As a doctor, I used to love wearing my favoured time piece to work: an essential piece of equipment for timing pulses, respiratory rate and other vital signs. However, the infection control policies have removed everything below our elbows in the name of fighting infection. That's 200,000 fewer watch wearers in the work place.

A doctor, Sheffield

The 3rd most often used feature on a mobile phone after voice calling and sending texts is to check the time and use it as an alarm clock.

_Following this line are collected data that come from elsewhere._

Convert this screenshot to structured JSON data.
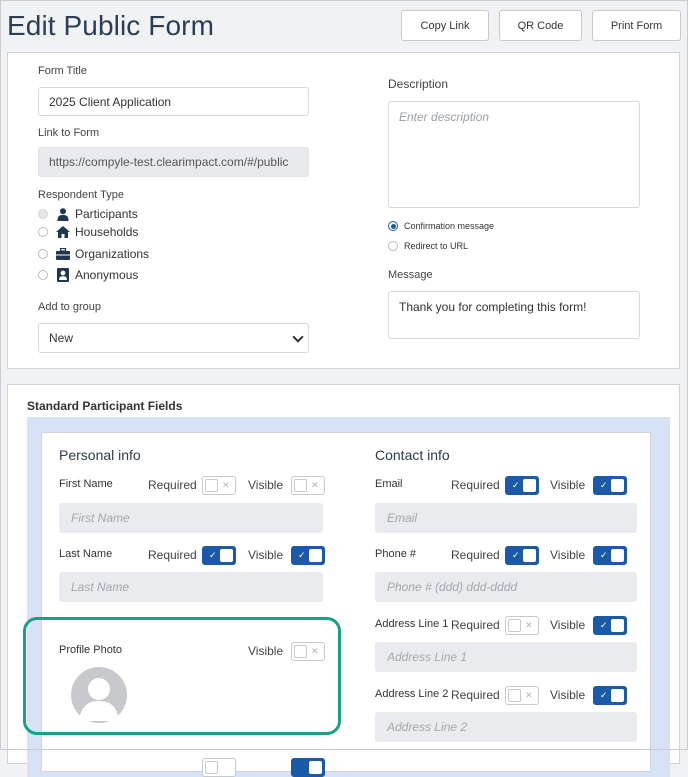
{
  "page": {
    "title": "Edit Public Form",
    "buttons": {
      "copy_link": "Copy Link",
      "qr_code": "QR Code",
      "print_form": "Print Form"
    }
  },
  "form": {
    "title_label": "Form Title",
    "title_value": "2025 Client Application",
    "link_label": "Link to Form",
    "link_value": "https://compyle-test.clearimpact.com/#/public",
    "respondent_label": "Respondent Type",
    "respondent_types": [
      {
        "label": "Participants",
        "icon": "user-icon",
        "state": "selected-disabled"
      },
      {
        "label": "Households",
        "icon": "home-icon",
        "state": "unselected"
      },
      {
        "label": "Organizations",
        "icon": "briefcase-icon",
        "state": "unselected"
      },
      {
        "label": "Anonymous",
        "icon": "id-card-icon",
        "state": "unselected"
      }
    ],
    "group_label": "Add to group",
    "group_value": "New",
    "description_label": "Description",
    "description_placeholder": "Enter description",
    "after_submit_options": [
      {
        "label": "Confirmation message",
        "checked": true
      },
      {
        "label": "Redirect to URL",
        "checked": false
      }
    ],
    "message_label": "Message",
    "message_value": "Thank you for completing this form!"
  },
  "standard_fields": {
    "title": "Standard Participant Fields",
    "required_label": "Required",
    "visible_label": "Visible",
    "personal": {
      "title": "Personal info",
      "fields": [
        {
          "name": "First Name",
          "placeholder": "First Name",
          "required": false,
          "visible": false
        },
        {
          "name": "Last Name",
          "placeholder": "Last Name",
          "required": true,
          "visible": true
        },
        {
          "name": "Profile Photo",
          "visible": false
        }
      ]
    },
    "contact": {
      "title": "Contact info",
      "fields": [
        {
          "name": "Email",
          "placeholder": "Email",
          "required": true,
          "visible": true
        },
        {
          "name": "Phone #",
          "placeholder": "Phone # (ddd) ddd-dddd",
          "required": true,
          "visible": true
        },
        {
          "name": "Address Line 1",
          "placeholder": "Address Line 1",
          "required": false,
          "visible": true
        },
        {
          "name": "Address Line 2",
          "placeholder": "Address Line 2",
          "required": false,
          "visible": true
        }
      ]
    }
  },
  "colors": {
    "accent": "#1a5aa8",
    "highlight": "#17a187",
    "band": "#d7e2f6"
  }
}
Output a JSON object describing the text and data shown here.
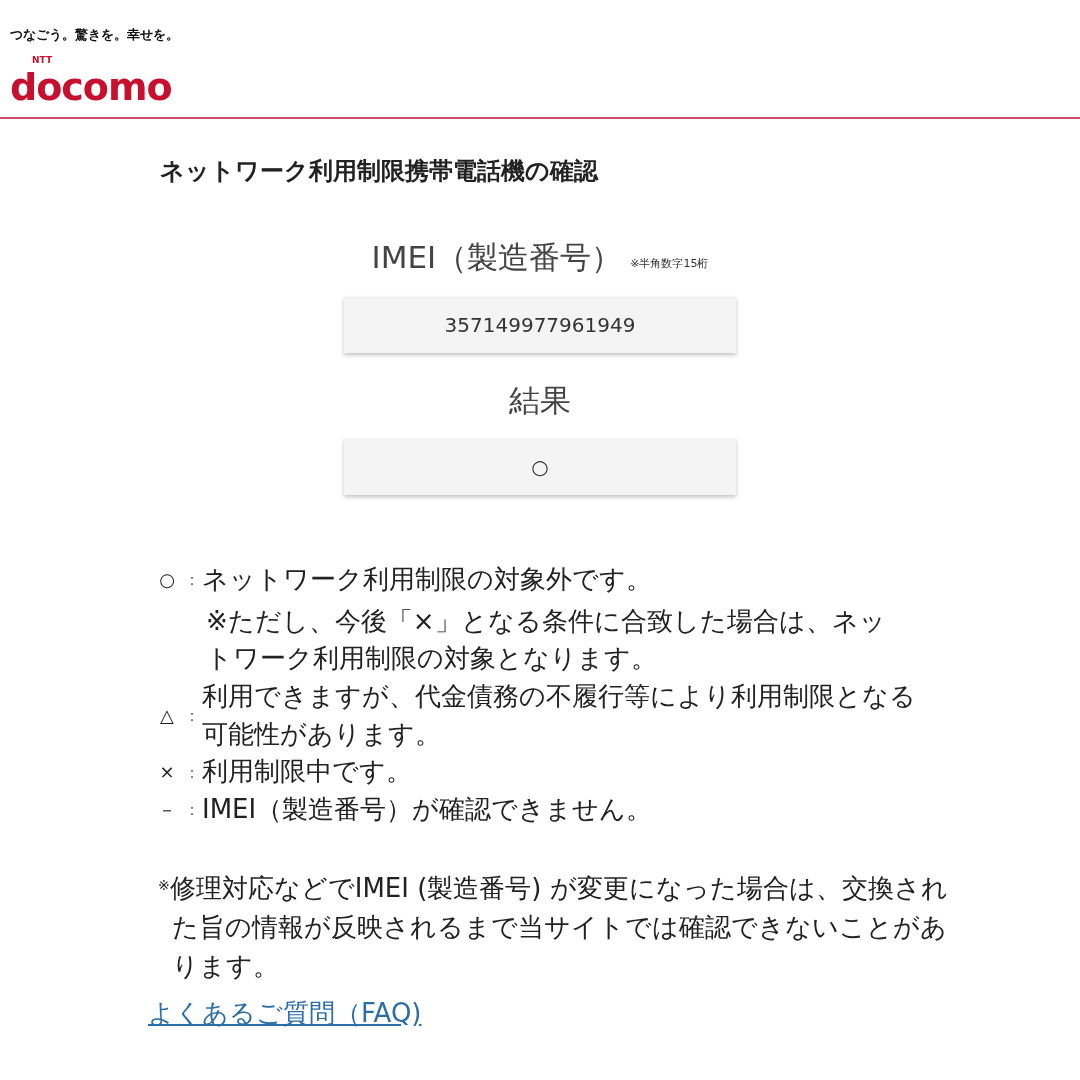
{
  "header": {
    "tagline": "つなごう。驚きを。幸せを。",
    "logo_small": "NTT",
    "logo": "docomo"
  },
  "title": "ネットワーク利用制限携帯電話機の確認",
  "imei": {
    "label": "IMEI（製造番号）",
    "hint": "※半角数字15桁",
    "value": "357149977961949"
  },
  "result": {
    "label": "結果",
    "value": "○"
  },
  "legend": [
    {
      "symbol": "○",
      "separator": "：",
      "text": "ネットワーク利用制限の対象外です。",
      "note": "※ただし、今後「×」となる条件に合致した場合は、ネットワーク利用制限の対象となります。"
    },
    {
      "symbol": "△",
      "separator": "：",
      "text": "利用できますが、代金債務の不履行等により利用制限となる可能性があります。"
    },
    {
      "symbol": "×",
      "separator": "：",
      "text": "利用制限中です。"
    },
    {
      "symbol": "－",
      "separator": "：",
      "text": "IMEI（製造番号）が確認できません。"
    }
  ],
  "footnote": "$^{※}$修理対応などでIMEI (製造番号) が変更になった場合は、交換された旨の情報が反映されるまで当サイトでは確認できないことがあります。",
  "faq_link": "よくあるご質問（FAQ)"
}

I have a watch I paid a lot of money for sitting in a drawer nowadays to be worn as a piece of jewellery and because the watch needs winding, the time and date updating each time I do put it on I don't even bother because I have my phone with me at all times.

Josh Dhaliwal, Brighton

I'm a jeweller with a shop in Stowmarket, yes, it's true that a lot of young people just look at their mobile for the time but the rest of my customers still like a good watch. They are very brand aware and my second hand watch section with older mechanical watches is thriving. Watches from the sixties and seventies are really popular so I cannot see a downturn in sales at all.

Joe Dormer, Stowmarket, Suffolk

I thought this was the case until the other day when our 18 year old daughter proudly sent us a photo of her 'new' watch purchased for £15 from the local Cancer Research charity shop. It would seem that she needs a constant reminder on her Gap Year project that time keeping is crucial and the phone just wasn't the answer.